Por qué duplicates ocurren

Scenarios reales (todos llevan a duplicate):

  1. Worker crashea mid-processing: engine no recibió ACK, re-envía. Worker ejecutó parcialmente.
  2. Network timeout en ACK: worker completó, ACK se perdió en red, engine re-envía.
  3. Timeout expiró: worker tardó más que job timeout, engine asigna a otro worker mientras el primero sigue procesando.
  4. Failover de engine: leader cambió, nuevo leader no sabe qué jobs el viejo había distribuido.

No se pueden eliminar estos scenarios sin perder availability.

Validación: Intuit benchmark

De analysis/intuit-production-benchmarks:

"100 duplicate events from 25 million processes — root cause under investigation"

100 / 25,000,000 = 0.0004% duplicate rate en condiciones extremas (15h tsunami test).

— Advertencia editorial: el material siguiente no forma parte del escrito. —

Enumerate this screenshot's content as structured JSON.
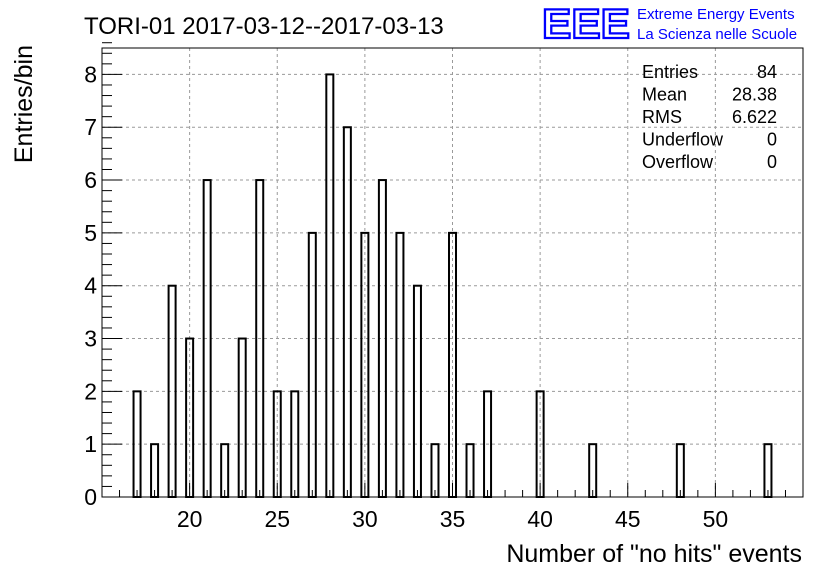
{
  "chart_data": {
    "type": "bar",
    "title": "TORI-01 2017-03-12--2017-03-13",
    "xlabel": "Number of \"no hits\" events",
    "ylabel": "Entries/bin",
    "xlim": [
      15,
      55
    ],
    "ylim": [
      0,
      8.5
    ],
    "x_ticks": [
      20,
      25,
      30,
      35,
      40,
      45,
      50
    ],
    "y_ticks": [
      0,
      1,
      2,
      3,
      4,
      5,
      6,
      7,
      8
    ],
    "grid": true,
    "bins": [
      {
        "x": 17,
        "count": 2
      },
      {
        "x": 18,
        "count": 1
      },
      {
        "x": 19,
        "count": 4
      },
      {
        "x": 20,
        "count": 3
      },
      {
        "x": 21,
        "count": 6
      },
      {
        "x": 22,
        "count": 1
      },
      {
        "x": 23,
        "count": 3
      },
      {
        "x": 24,
        "count": 6
      },
      {
        "x": 25,
        "count": 2
      },
      {
        "x": 26,
        "count": 2
      },
      {
        "x": 27,
        "count": 5
      },
      {
        "x": 28,
        "count": 8
      },
      {
        "x": 29,
        "count": 7
      },
      {
        "x": 30,
        "count": 5
      },
      {
        "x": 31,
        "count": 6
      },
      {
        "x": 32,
        "count": 5
      },
      {
        "x": 33,
        "count": 4
      },
      {
        "x": 34,
        "count": 1
      },
      {
        "x": 35,
        "count": 5
      },
      {
        "x": 36,
        "count": 1
      },
      {
        "x": 37,
        "count": 2
      },
      {
        "x": 40,
        "count": 2
      },
      {
        "x": 43,
        "count": 1
      },
      {
        "x": 48,
        "count": 1
      },
      {
        "x": 53,
        "count": 1
      }
    ],
    "stats": [
      {
        "label": "Entries",
        "value": "84"
      },
      {
        "label": "Mean",
        "value": "28.38"
      },
      {
        "label": "RMS",
        "value": "6.622"
      },
      {
        "label": "Underflow",
        "value": "0"
      },
      {
        "label": "Overflow",
        "value": "0"
      }
    ],
    "logo": {
      "text": "EEE",
      "line1": "Extreme Energy Events",
      "line2": "La Scienza nelle Scuole",
      "color": "#0000ff"
    }
  }
}
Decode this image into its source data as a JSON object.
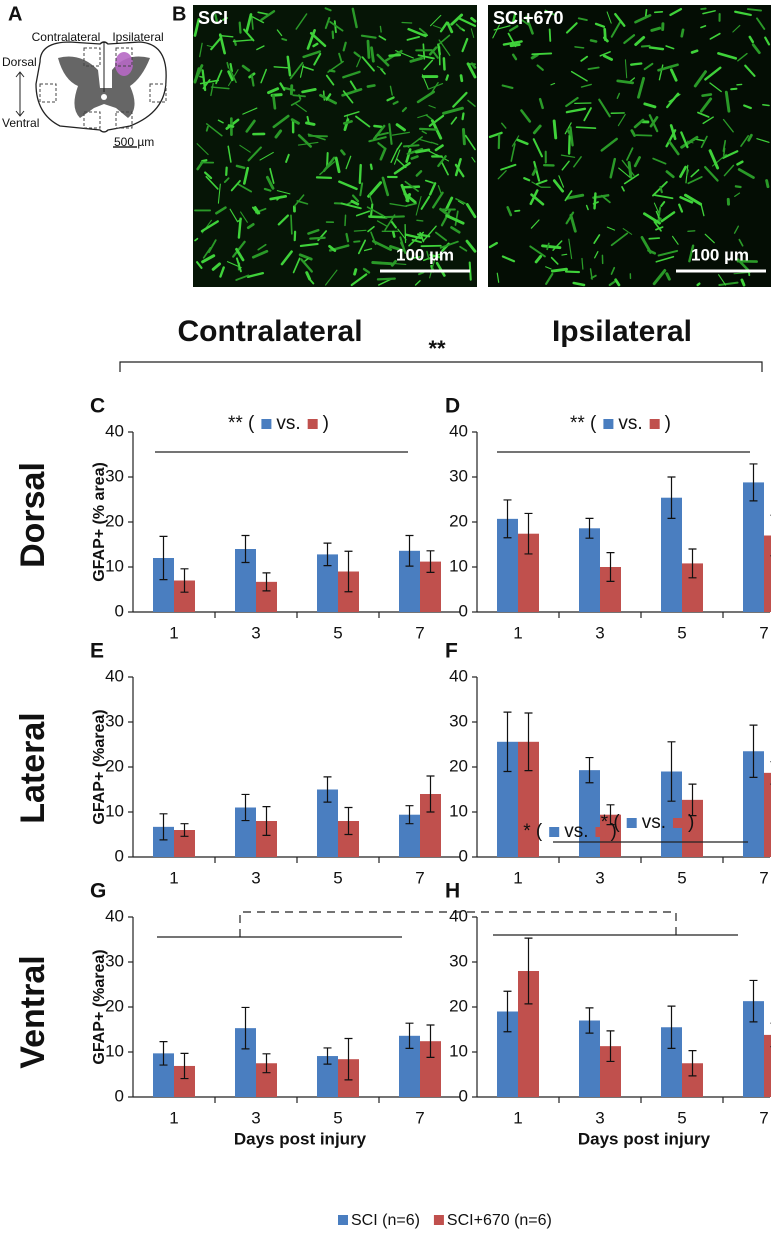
{
  "panel_a": {
    "letter": "A",
    "contralateral": "Contralateral",
    "ipsilateral": "Ipsilateral",
    "dorsal": "Dorsal",
    "ventral": "Ventral",
    "scale": "500 µm"
  },
  "panel_b": {
    "letter": "B",
    "images": [
      {
        "label": "SCI",
        "scale": "100 µm"
      },
      {
        "label": "SCI+670",
        "scale": "100 µm"
      }
    ]
  },
  "header": {
    "left": "Contralateral",
    "right": "Ipsilateral",
    "significance": "**"
  },
  "rows": [
    "Dorsal",
    "Lateral",
    "Ventral"
  ],
  "cross_annotation": {
    "parts": [
      "* (",
      "vs.",
      ")"
    ]
  },
  "chart_data": [
    {
      "type": "bar",
      "panel": "C",
      "ylabel": "GFAP+ (% area)",
      "categories": [
        "1",
        "3",
        "5",
        "7"
      ],
      "ylim": [
        0,
        40
      ],
      "yticks": [
        0,
        10,
        20,
        30,
        40
      ],
      "series": [
        {
          "name": "SCI (n=6)",
          "color": "#4a7ec0",
          "values": [
            12,
            14,
            12.8,
            13.6
          ],
          "errors": [
            4.8,
            3,
            2.5,
            3.4
          ]
        },
        {
          "name": "SCI+670 (n=6)",
          "color": "#c0504d",
          "values": [
            7,
            6.7,
            9,
            11.2
          ],
          "errors": [
            2.6,
            2,
            4.5,
            2.4
          ]
        }
      ],
      "annotations": [
        {
          "parts": [
            "** (",
            "vs.",
            ")"
          ]
        }
      ]
    },
    {
      "type": "bar",
      "panel": "D",
      "categories": [
        "1",
        "3",
        "5",
        "7"
      ],
      "ylim": [
        0,
        40
      ],
      "yticks": [
        0,
        10,
        20,
        30,
        40
      ],
      "series": [
        {
          "name": "SCI (n=6)",
          "color": "#4a7ec0",
          "values": [
            20.7,
            18.6,
            25.4,
            28.8
          ],
          "errors": [
            4.2,
            2.2,
            4.6,
            4.1
          ]
        },
        {
          "name": "SCI+670 (n=6)",
          "color": "#c0504d",
          "values": [
            17.4,
            10,
            10.8,
            17
          ],
          "errors": [
            4.5,
            3.2,
            3.2,
            4.5
          ]
        }
      ],
      "annotations": [
        {
          "parts": [
            "** (",
            "vs.",
            ")"
          ]
        }
      ]
    },
    {
      "type": "bar",
      "panel": "E",
      "ylabel": "GFAP+ (%area)",
      "categories": [
        "1",
        "3",
        "5",
        "7"
      ],
      "ylim": [
        0,
        40
      ],
      "yticks": [
        0,
        10,
        20,
        30,
        40
      ],
      "series": [
        {
          "name": "SCI (n=6)",
          "color": "#4a7ec0",
          "values": [
            6.7,
            11,
            15,
            9.4
          ],
          "errors": [
            2.9,
            2.9,
            2.8,
            2
          ]
        },
        {
          "name": "SCI+670 (n=6)",
          "color": "#c0504d",
          "values": [
            6,
            8,
            8,
            14
          ],
          "errors": [
            1.4,
            3.2,
            3,
            4
          ]
        }
      ]
    },
    {
      "type": "bar",
      "panel": "F",
      "categories": [
        "1",
        "3",
        "5",
        "7"
      ],
      "ylim": [
        0,
        40
      ],
      "yticks": [
        0,
        10,
        20,
        30,
        40
      ],
      "series": [
        {
          "name": "SCI (n=6)",
          "color": "#4a7ec0",
          "values": [
            25.6,
            19.3,
            19,
            23.5
          ],
          "errors": [
            6.6,
            2.8,
            6.6,
            5.8
          ]
        },
        {
          "name": "SCI+670 (n=6)",
          "color": "#c0504d",
          "values": [
            25.6,
            9.4,
            12.7,
            18.7
          ],
          "errors": [
            6.4,
            2.2,
            3.5,
            2.5
          ]
        }
      ]
    },
    {
      "type": "bar",
      "panel": "G",
      "ylabel": "GFAP+ (%area)",
      "xlabel": "Days post injury",
      "categories": [
        "1",
        "3",
        "5",
        "7"
      ],
      "ylim": [
        0,
        40
      ],
      "yticks": [
        0,
        10,
        20,
        30,
        40
      ],
      "series": [
        {
          "name": "SCI (n=6)",
          "color": "#4a7ec0",
          "values": [
            9.7,
            15.3,
            9.1,
            13.6
          ],
          "errors": [
            2.6,
            4.6,
            1.8,
            2.8
          ]
        },
        {
          "name": "SCI+670 (n=6)",
          "color": "#c0504d",
          "values": [
            6.9,
            7.5,
            8.4,
            12.4
          ],
          "errors": [
            2.8,
            2.1,
            4.6,
            3.6
          ]
        }
      ]
    },
    {
      "type": "bar",
      "panel": "H",
      "xlabel": "Days post injury",
      "categories": [
        "1",
        "3",
        "5",
        "7"
      ],
      "ylim": [
        0,
        40
      ],
      "yticks": [
        0,
        10,
        20,
        30,
        40
      ],
      "series": [
        {
          "name": "SCI (n=6)",
          "color": "#4a7ec0",
          "values": [
            19,
            17,
            15.5,
            21.3
          ],
          "errors": [
            4.5,
            2.8,
            4.7,
            4.6
          ]
        },
        {
          "name": "SCI+670 (n=6)",
          "color": "#c0504d",
          "values": [
            28,
            11.3,
            7.5,
            13.8
          ],
          "errors": [
            7.3,
            3.4,
            2.8,
            2.6
          ]
        }
      ],
      "annotations": [
        {
          "parts": [
            "* (",
            "vs.",
            ")"
          ]
        }
      ]
    }
  ]
}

Esto refuerza: - Duplicates son raros pero ocurren - Workers idempotents handle gracefully - No data loss (eso sería worse)

Failure modes mitigation

Failure Engine behavior Worker requirement
Worker crashea Job reactiva después de timeout Idempotent: re-execute OK
Network glitch ACK Job reactiva Idempotent: re-execute OK
Timeout expira Job reactiva (other worker) Idempotent: safe
Engine failover Pending jobs redistributed Idempotent: safe
DB transaction fail Job NOT marked complete, will retry Idempotent: safe

Special cases

Workers difícil de hacer idempotent

Send email

Problem: enviar email duplicado spamea al usuario. Solution: dedup store antes de send.

async def send_email(job):
    dedup_key = f"email:{job.key}"
    if await redis.exists(dedup_key):
        return  # already sent
    await provider.send(...)
    await redis.setex(dedup_key, 86400, "1")  # 24h

Charge credit card

Problem: charge duplicado es catastrófico. Solution: idempotency key del payment provider.

async def charge(job):
    # Stripe, etc. accept idempotency key
    return await stripe.charge(
        amount=job.amount,
        currency='usd',
        idempotency_key=f"workflow-{job.key}"
    )
    # Stripe garantiza: same idempotency_key = same response

Database INSERT

Problem: duplicate insert puede fallar (unique constraint) o crear duplicate. Solution: INSERT ... ON CONFLICT DO NOTHING o use UUID generado por correlation.

Cuándo at-most-once es aceptable

Casos raros donde duplicates serían peores que data loss: - Notificaciones tipo "you might be interested in X" — no critical - Analytics events (sampling es OK)

Para estos, el worker puede deliberadamente NO ser idempotent. Es decision del developer.